According to Phone Arena, China Telecom and China Mobile will join China Unicom, the only authorized iPhone carrier right now, in offering the next iPhone as soon as this fall. If true, it underscores just how important a market that China is to Apple. Obviously, not all one billion users will buy a smartphone but a major of them will.
Even if only 50% of the Chinese market embraces the smartphones, that is 500 million users. And if Apple capture just 25% of the smartphone market, that is 125 million iPhones. And there is no reason to believe that a higher percentage of the Chinese market won't adopt the smartphone or that Apple won't be able to take a bigger piece of the pie.
No matter how you slice it, Apple is going to be selling iOS devices in the hundreds of millions – just in China alone.
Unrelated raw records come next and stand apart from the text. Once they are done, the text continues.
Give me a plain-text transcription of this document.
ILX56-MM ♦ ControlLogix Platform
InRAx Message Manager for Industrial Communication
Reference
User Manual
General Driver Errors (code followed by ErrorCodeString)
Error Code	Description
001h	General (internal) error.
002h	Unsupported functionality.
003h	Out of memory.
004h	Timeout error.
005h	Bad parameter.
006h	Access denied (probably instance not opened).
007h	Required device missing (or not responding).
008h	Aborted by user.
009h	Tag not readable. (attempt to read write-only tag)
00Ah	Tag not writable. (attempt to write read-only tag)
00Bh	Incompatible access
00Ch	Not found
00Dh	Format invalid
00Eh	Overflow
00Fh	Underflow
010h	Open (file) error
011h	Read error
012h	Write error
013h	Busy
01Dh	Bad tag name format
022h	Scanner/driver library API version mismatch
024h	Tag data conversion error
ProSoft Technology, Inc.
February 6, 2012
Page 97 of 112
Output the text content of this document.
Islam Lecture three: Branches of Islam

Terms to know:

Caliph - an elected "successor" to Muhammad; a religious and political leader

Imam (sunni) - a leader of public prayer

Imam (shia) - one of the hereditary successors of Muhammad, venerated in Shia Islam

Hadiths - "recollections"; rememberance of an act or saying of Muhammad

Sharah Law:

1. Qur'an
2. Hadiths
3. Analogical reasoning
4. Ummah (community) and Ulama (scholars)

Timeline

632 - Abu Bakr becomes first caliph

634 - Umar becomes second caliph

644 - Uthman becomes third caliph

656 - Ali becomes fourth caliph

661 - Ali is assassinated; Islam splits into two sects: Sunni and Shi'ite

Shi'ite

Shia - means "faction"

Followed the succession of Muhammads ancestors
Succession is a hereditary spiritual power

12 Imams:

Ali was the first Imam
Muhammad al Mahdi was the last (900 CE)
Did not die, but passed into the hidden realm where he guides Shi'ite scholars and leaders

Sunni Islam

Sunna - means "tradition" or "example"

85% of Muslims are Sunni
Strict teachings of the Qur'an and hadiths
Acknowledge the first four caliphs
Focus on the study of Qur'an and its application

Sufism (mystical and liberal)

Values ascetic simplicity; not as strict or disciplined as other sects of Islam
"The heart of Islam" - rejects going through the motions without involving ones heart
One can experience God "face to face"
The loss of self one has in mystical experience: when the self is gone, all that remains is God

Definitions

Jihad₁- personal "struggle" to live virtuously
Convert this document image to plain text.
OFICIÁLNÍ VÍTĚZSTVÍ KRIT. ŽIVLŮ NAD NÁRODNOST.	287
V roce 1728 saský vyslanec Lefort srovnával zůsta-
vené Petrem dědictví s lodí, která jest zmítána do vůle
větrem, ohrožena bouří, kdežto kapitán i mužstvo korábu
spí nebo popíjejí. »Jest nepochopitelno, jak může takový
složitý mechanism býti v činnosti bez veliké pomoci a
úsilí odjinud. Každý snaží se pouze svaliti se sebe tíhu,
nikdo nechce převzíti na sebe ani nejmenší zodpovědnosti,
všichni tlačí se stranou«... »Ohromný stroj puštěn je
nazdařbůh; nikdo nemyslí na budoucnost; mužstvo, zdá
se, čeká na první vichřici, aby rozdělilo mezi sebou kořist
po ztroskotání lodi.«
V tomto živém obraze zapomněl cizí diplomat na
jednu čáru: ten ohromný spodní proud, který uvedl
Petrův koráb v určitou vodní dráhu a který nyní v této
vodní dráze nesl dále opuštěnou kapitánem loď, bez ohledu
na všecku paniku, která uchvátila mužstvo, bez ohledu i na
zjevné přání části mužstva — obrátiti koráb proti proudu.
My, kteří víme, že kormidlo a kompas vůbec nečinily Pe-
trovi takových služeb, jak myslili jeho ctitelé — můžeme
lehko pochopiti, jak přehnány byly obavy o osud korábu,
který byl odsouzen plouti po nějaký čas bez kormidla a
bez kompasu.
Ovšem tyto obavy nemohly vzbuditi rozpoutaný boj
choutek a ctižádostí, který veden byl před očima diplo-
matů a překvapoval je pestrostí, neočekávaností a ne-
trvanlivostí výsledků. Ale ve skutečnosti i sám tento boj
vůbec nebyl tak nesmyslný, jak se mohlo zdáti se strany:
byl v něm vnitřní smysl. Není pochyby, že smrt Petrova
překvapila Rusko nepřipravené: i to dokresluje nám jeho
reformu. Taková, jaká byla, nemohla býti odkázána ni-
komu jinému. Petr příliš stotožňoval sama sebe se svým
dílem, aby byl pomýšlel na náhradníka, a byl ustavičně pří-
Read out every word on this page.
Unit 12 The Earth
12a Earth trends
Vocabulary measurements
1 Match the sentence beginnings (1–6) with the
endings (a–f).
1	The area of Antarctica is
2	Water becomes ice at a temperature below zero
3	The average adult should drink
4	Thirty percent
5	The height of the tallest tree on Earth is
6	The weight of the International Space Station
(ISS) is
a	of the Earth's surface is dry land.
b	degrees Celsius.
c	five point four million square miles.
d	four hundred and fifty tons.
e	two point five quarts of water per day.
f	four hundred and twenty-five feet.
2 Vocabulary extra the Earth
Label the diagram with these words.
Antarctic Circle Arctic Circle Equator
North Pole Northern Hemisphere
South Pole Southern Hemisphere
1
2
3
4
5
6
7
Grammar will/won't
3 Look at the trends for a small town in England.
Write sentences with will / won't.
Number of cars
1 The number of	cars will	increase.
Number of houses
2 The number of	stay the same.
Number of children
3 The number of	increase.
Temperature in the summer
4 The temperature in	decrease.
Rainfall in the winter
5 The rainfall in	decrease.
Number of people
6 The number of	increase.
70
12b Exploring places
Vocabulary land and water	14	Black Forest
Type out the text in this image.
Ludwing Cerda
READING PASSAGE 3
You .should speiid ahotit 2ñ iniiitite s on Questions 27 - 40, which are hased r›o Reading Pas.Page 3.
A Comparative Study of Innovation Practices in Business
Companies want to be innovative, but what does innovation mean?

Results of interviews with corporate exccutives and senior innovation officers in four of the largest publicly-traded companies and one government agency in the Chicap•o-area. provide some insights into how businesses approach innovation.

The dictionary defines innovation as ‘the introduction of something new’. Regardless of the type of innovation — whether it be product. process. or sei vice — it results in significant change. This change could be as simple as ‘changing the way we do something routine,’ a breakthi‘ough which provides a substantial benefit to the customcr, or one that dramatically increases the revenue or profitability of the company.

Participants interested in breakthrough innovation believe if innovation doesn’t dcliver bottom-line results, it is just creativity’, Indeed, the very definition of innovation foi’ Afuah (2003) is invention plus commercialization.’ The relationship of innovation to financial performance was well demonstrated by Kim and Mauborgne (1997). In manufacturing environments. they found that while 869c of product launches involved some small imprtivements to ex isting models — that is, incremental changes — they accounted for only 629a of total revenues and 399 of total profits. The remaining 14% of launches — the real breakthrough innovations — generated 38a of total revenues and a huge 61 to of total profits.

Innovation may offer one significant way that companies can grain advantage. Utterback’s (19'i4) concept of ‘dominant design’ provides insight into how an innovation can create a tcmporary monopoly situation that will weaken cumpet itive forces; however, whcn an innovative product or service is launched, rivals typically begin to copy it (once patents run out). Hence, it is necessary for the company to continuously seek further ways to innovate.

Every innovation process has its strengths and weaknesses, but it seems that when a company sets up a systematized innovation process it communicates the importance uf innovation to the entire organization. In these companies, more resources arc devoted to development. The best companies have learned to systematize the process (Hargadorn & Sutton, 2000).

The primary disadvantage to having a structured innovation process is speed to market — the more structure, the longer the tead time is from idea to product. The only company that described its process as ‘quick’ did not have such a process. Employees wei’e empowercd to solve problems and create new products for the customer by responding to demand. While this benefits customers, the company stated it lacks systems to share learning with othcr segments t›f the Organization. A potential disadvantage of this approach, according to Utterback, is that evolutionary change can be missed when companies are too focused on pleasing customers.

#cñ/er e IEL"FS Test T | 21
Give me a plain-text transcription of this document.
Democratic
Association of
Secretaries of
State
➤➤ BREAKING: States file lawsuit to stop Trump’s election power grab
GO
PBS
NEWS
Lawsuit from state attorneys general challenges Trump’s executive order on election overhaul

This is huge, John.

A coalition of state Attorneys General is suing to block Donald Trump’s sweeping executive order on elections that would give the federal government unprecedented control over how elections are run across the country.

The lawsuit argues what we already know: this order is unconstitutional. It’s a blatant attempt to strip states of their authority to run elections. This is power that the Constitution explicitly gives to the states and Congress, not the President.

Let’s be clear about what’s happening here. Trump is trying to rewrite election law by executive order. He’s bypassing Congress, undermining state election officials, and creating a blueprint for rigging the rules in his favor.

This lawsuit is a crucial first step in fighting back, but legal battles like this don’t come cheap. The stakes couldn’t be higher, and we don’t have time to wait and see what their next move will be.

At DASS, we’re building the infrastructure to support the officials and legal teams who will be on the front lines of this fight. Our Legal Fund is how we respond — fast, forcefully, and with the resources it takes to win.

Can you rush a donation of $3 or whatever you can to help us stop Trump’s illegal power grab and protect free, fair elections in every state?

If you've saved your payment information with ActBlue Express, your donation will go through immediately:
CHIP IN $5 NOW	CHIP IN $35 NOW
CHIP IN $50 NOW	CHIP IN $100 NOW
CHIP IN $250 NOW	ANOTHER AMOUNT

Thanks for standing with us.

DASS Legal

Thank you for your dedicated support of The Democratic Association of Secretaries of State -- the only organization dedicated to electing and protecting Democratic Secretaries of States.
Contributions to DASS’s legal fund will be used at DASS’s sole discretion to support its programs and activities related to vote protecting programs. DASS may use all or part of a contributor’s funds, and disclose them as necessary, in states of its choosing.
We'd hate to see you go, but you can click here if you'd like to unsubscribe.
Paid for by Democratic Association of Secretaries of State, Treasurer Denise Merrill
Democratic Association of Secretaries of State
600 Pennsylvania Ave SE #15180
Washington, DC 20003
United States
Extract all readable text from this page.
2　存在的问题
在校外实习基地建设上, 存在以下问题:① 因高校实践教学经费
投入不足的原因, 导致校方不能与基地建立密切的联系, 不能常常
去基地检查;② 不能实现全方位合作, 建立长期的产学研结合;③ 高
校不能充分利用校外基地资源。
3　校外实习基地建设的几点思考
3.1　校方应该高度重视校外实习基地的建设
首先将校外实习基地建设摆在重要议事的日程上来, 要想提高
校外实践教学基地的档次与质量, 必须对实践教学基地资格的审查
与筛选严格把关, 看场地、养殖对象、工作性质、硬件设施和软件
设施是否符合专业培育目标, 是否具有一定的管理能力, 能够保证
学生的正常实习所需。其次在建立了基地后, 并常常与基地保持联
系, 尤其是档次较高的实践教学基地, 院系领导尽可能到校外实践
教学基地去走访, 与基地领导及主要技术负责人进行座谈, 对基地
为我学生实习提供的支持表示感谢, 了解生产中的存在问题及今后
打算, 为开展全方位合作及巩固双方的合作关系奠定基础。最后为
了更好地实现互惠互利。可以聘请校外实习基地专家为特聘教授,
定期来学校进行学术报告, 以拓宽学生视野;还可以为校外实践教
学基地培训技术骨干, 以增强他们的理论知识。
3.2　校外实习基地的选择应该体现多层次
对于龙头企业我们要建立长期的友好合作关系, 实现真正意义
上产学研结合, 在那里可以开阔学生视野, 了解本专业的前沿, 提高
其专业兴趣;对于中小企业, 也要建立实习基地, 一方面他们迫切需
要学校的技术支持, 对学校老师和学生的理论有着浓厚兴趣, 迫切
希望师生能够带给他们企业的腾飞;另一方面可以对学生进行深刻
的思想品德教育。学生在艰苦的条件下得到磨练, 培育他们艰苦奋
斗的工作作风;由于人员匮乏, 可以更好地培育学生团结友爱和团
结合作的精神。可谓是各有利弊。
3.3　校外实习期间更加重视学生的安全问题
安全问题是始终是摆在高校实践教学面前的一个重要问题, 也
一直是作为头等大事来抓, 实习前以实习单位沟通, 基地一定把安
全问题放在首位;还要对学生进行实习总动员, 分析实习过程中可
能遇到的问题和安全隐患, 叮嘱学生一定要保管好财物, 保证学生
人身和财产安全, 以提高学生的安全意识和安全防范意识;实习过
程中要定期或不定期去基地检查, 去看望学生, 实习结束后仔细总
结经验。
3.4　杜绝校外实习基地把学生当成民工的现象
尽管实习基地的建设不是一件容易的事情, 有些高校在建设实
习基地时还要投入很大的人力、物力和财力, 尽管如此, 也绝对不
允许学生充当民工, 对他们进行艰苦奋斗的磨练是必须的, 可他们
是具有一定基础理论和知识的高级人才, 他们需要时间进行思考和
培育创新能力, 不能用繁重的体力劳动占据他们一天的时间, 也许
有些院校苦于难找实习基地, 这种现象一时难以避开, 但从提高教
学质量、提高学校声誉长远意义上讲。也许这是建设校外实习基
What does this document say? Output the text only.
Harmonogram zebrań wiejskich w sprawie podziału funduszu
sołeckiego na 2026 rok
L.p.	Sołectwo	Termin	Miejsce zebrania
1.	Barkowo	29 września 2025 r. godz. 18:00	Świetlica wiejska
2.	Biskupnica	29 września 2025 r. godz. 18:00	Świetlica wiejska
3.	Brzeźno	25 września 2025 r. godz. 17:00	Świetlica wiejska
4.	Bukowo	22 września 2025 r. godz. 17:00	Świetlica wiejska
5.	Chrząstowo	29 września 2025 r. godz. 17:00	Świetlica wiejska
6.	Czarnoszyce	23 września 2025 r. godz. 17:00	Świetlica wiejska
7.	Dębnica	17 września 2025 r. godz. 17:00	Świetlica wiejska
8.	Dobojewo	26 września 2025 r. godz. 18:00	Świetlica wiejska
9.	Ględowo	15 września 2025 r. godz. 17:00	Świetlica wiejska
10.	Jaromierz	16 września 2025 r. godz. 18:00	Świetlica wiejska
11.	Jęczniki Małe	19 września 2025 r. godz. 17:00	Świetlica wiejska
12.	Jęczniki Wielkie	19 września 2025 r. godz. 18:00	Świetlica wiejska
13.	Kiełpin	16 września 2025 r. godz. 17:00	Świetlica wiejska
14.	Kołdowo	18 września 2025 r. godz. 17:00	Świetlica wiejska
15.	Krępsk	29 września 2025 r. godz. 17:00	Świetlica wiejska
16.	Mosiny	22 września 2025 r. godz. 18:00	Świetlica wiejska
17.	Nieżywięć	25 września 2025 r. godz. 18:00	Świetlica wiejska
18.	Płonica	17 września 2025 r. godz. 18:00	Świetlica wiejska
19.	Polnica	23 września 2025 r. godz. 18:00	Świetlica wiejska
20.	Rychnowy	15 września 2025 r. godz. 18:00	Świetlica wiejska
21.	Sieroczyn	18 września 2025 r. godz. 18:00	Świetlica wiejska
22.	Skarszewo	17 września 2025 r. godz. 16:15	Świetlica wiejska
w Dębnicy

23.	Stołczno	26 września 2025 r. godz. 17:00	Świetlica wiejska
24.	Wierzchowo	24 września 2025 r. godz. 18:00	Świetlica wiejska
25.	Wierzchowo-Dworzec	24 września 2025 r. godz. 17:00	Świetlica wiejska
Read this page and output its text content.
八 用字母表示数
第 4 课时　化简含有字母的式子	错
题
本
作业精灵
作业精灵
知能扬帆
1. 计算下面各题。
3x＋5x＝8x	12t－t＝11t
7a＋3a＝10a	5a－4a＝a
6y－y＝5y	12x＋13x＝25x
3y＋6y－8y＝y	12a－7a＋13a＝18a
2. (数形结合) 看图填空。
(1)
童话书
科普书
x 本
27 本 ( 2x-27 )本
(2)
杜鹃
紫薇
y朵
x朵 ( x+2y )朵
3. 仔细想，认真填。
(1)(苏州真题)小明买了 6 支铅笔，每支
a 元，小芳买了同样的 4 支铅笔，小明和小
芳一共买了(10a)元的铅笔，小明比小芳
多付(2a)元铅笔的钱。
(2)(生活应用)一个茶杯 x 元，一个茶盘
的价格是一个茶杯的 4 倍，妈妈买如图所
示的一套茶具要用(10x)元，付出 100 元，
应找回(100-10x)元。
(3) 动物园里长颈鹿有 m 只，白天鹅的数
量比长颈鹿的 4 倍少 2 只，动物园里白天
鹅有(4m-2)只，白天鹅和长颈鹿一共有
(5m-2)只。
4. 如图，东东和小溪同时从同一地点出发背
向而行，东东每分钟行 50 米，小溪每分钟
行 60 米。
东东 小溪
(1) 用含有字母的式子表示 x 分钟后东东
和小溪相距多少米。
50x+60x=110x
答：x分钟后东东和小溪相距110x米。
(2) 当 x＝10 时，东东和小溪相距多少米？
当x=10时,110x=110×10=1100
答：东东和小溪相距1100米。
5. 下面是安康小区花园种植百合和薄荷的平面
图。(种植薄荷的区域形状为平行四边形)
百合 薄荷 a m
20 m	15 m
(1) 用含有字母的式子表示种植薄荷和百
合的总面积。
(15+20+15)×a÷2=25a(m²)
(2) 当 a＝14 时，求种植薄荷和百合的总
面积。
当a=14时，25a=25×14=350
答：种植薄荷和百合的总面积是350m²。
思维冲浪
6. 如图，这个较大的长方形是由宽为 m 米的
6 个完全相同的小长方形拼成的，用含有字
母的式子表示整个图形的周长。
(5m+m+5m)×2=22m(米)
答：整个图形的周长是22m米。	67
And trying to move up the iPhone launches in Greater China makes a lot of sense for Apple. In its most recent quarter, Apple saw its revenue from this market jumped six times (PC World). To put this another way, Apple surpassed Chinese tech firm Lenovo (Taipei Times, Bloomberg) in revenue and, likely, profit as well. For Lenovo, having home field advantage is not help. But then, can Lenovo or anyone else claim brand and image conscious China its home market but Apple?
Going forward, I expect Apple's mobile strategy to have a more profound impact from Chinese influence and that in turn will shape mobile experiences else where.